Russia's health minister has promised to consider the demands of Moscow health workers amid ongoing reforms of the capital's health care system on Monday in the direct aftermath of a thousands-strong street protest, the TASS news agency reported.
"The opinions of patients and doctors hold the utmost significance for us. As such, we will closely examine all the views expressed at the protest. Many opinions will be taken into account during the organization of the ministry's work [on the reforms,]" Veronika Skvortsova was quoted as saying Monday.
In line with health care reforms initiated by President Vladimir Putin upon his return to the presidency in 2012, city officials have aimed to optimize the effectiveness of Russia's current health care system by merging smaller medical clinics that lack a full range of service with larger hospitals, or closing them altogether. In Moscow, the government-owned premises that are vacated will be handed over to the Mayor's Office — which critics say means that the officials carrying out the reforms are motivated more by profit than by effectiveness.
A protest on Moscow's Suvorovskaya Ploshchad on Sunday drew several thousand health care workers dissatisfied with the reforms. An independent monitoring group, the Union of Russian Monitors, pegged the turnout at about 5,000 people by 3:30 p.m, just an hour and a half after the rally's start.
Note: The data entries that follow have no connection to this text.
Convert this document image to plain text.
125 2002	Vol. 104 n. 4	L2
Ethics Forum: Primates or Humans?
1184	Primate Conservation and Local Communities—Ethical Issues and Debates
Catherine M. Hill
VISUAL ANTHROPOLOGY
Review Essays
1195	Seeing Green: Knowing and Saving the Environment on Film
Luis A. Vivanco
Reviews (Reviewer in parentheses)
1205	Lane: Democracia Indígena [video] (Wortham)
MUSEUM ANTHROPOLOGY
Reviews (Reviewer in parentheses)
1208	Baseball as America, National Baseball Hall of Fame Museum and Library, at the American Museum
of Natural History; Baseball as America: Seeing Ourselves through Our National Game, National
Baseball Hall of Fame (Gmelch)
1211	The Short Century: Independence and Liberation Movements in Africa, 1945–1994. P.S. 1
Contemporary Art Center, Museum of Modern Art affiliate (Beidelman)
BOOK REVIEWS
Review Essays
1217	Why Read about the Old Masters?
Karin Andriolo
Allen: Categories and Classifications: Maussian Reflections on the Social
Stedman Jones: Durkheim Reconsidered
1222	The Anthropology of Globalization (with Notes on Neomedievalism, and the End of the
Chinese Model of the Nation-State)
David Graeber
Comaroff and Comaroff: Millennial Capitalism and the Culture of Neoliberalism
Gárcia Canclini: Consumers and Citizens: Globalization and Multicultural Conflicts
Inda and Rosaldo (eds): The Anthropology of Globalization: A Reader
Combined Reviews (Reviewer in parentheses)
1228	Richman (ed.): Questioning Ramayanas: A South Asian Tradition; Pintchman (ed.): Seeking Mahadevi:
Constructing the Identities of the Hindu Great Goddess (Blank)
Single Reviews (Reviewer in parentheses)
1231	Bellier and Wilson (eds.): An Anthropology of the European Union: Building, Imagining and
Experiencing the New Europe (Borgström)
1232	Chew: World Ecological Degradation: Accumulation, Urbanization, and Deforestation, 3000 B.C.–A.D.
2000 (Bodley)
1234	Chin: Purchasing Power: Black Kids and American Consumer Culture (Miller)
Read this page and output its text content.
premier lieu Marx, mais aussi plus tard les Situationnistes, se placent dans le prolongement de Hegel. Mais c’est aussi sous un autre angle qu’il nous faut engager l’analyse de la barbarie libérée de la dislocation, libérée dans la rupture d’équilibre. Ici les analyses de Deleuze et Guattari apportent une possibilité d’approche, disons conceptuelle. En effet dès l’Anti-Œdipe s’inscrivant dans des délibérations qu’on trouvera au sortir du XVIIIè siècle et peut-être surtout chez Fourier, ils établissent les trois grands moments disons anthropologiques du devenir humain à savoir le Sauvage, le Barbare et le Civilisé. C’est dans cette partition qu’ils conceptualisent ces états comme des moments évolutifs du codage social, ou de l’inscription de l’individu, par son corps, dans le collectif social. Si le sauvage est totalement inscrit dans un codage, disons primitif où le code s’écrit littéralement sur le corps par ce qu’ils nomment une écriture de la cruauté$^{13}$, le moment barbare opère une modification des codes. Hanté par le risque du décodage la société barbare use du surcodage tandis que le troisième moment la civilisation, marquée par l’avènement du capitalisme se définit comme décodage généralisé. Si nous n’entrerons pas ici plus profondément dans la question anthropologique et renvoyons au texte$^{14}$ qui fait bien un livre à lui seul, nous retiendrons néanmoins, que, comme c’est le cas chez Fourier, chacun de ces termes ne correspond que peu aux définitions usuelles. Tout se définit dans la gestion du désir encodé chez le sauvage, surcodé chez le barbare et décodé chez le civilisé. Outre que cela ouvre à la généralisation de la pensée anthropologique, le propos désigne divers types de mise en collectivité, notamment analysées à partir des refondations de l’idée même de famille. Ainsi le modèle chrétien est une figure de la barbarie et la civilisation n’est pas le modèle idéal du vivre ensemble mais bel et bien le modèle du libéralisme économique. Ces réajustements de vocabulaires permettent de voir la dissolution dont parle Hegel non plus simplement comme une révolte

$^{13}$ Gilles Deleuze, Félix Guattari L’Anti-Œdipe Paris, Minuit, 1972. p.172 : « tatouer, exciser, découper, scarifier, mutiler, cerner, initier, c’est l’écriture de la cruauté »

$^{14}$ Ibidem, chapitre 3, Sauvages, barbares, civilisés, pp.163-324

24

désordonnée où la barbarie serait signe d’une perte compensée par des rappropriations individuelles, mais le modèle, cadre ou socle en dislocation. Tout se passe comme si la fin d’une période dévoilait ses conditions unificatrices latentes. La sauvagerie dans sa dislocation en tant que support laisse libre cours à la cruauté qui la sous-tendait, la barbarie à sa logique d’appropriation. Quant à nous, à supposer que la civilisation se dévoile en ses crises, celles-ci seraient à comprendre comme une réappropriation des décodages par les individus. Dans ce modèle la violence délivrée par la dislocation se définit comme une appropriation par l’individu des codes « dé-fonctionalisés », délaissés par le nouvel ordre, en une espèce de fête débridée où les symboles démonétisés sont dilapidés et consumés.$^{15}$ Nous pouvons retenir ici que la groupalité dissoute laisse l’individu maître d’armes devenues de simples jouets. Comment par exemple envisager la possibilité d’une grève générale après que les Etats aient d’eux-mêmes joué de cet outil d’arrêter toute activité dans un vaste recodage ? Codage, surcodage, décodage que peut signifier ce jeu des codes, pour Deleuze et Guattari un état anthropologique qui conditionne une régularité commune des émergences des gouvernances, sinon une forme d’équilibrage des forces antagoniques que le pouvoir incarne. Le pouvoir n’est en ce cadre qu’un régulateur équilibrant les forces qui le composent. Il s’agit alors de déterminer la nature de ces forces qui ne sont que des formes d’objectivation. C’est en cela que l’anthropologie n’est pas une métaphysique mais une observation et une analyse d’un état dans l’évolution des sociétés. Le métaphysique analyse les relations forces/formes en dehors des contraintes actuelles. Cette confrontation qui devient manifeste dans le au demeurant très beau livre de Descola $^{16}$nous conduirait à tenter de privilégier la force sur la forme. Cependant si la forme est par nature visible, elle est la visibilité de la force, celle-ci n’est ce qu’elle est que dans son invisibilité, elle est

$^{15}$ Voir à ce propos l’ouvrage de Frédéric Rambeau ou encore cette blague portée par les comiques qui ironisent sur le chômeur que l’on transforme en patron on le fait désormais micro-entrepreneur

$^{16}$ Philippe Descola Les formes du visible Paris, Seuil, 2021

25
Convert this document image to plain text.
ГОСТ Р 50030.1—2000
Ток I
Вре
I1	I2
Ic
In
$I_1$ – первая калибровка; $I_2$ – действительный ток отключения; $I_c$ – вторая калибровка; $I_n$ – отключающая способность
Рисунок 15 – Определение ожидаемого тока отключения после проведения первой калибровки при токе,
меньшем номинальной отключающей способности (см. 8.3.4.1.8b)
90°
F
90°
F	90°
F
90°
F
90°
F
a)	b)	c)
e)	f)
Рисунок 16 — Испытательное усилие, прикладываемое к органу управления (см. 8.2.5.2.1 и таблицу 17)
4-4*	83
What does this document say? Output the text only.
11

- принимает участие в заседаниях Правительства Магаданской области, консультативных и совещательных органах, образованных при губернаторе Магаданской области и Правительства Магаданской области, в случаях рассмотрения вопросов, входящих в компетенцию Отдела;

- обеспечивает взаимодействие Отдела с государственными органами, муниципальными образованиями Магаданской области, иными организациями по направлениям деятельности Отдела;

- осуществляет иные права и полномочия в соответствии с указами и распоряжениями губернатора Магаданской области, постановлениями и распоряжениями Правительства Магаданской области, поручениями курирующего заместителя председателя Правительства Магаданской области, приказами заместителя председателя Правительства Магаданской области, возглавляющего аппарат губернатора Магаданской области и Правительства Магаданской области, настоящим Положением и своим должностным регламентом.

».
Demonstrators called on the authorities to stop shutting down medical institutions and take the opinions of health care workers into account before beginning the reform process, which they say has already hastily begun with the closure of many Moscow medical centers.
Skvortsova disputed some of the claims made at the rally, however, saying they did not "correspond with reality," TASS reported.
"Some demonstrators, including some with no direct ties to medicine, voiced appeals to stop the centralized health care reforms supposedly being conducted in the country, initiated by the Health Ministry, and aimed at reducing the number of medical institutions," Skvortsova said.
"These claims are lies. The Health Ministry is not conducting any kind of centralized reform that would entail the reduction of medical organizations," Skvortsova was cited as saying.
Leonid Pechatnikov, Moscow's deputy mayor in charge of social issues, recently said to the contrary that the city planned to close 28 medical institutions over the next two years as part of the reforms.
Critics of the reforms — including the organizers of Sunday's rally: Alla Frolova, Olga Demicheva and Semyon Galperin — say they have been hijacked by officials eager to profit from medical services, which — under the Russian Constitution — are meant to be provided to each citizen for free.
Demicheva, a doctor at Moscow's Hospital No. 11, which was recently merged with another hospital, has repeatedly stressed that she is in favor of the reforms, but against "what is being done under the guise of reforms," as she wrote on Facebook after the protest.
In light of the health minister's comments on Monday, Demicheva said: "The Health Ministry has always had a lot of questions about the reforms and how they were being conduct. Now the time has come to get answers to those questions."
"I hope that the Health Ministry has not only heard us out, but that they will also support us," she said.